An escaped convict with a false passport, Lin flees maximum security prison in Australia for the teeming streets of Bombay, where he can disappear. Accompanied by his guide and faithful friend, Prabaker, the two enter the city’s hidden society of beggars and gangsters, prostitutes and holy men, soldiers and actors, and Indians and exiles from other countries, who seek in this remarkable place what they cannot find elsewhere.
As a hunted man without a home, family, or identity, Lin searches for love and meaning while running a clinic in one of the city’s poorest slums, and serving his apprenticeship in the dark arts of the Bombay mafia. The search leads him to war, prison torture, murder, and a series of enigmatic and bloody betrayals. The keys to unlock the mysteries and intrigues that bind Lin are held by two people. The first is Khader Khan: mafia godfather, criminal-philosopher-saint, and mentor to Lin in the underworld of the Golden City.

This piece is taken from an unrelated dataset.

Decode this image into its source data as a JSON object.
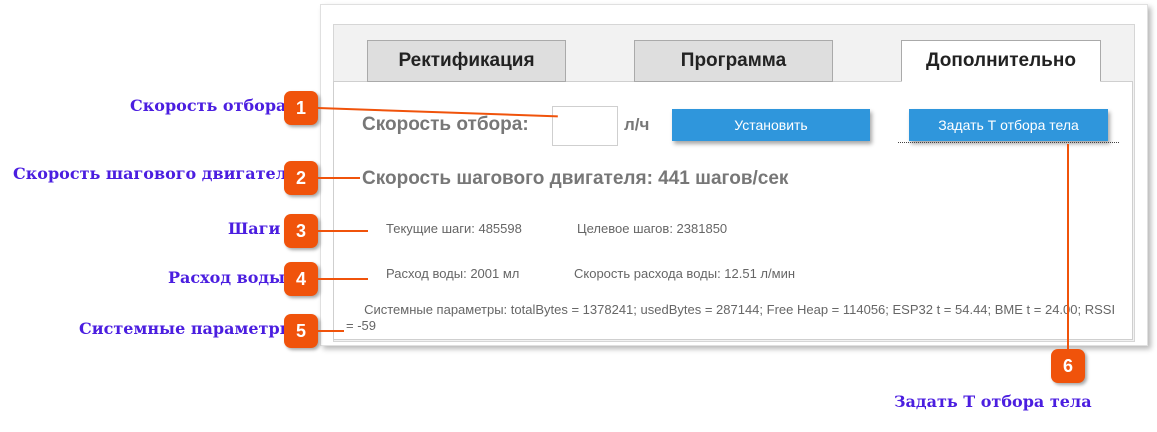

The second is Karla: elusive, dangerous, and beautiful, whose passions are driven by secrets that torment her and yet give her a terrible power.
Burning slums and five-star hotels, romantic love and prison agonies, criminal wars and Bollywood films, spiritual gurus and mujaheddin guerrillas―this huge novel has the world of human experience in its reach, and a passionate love for India at its heart.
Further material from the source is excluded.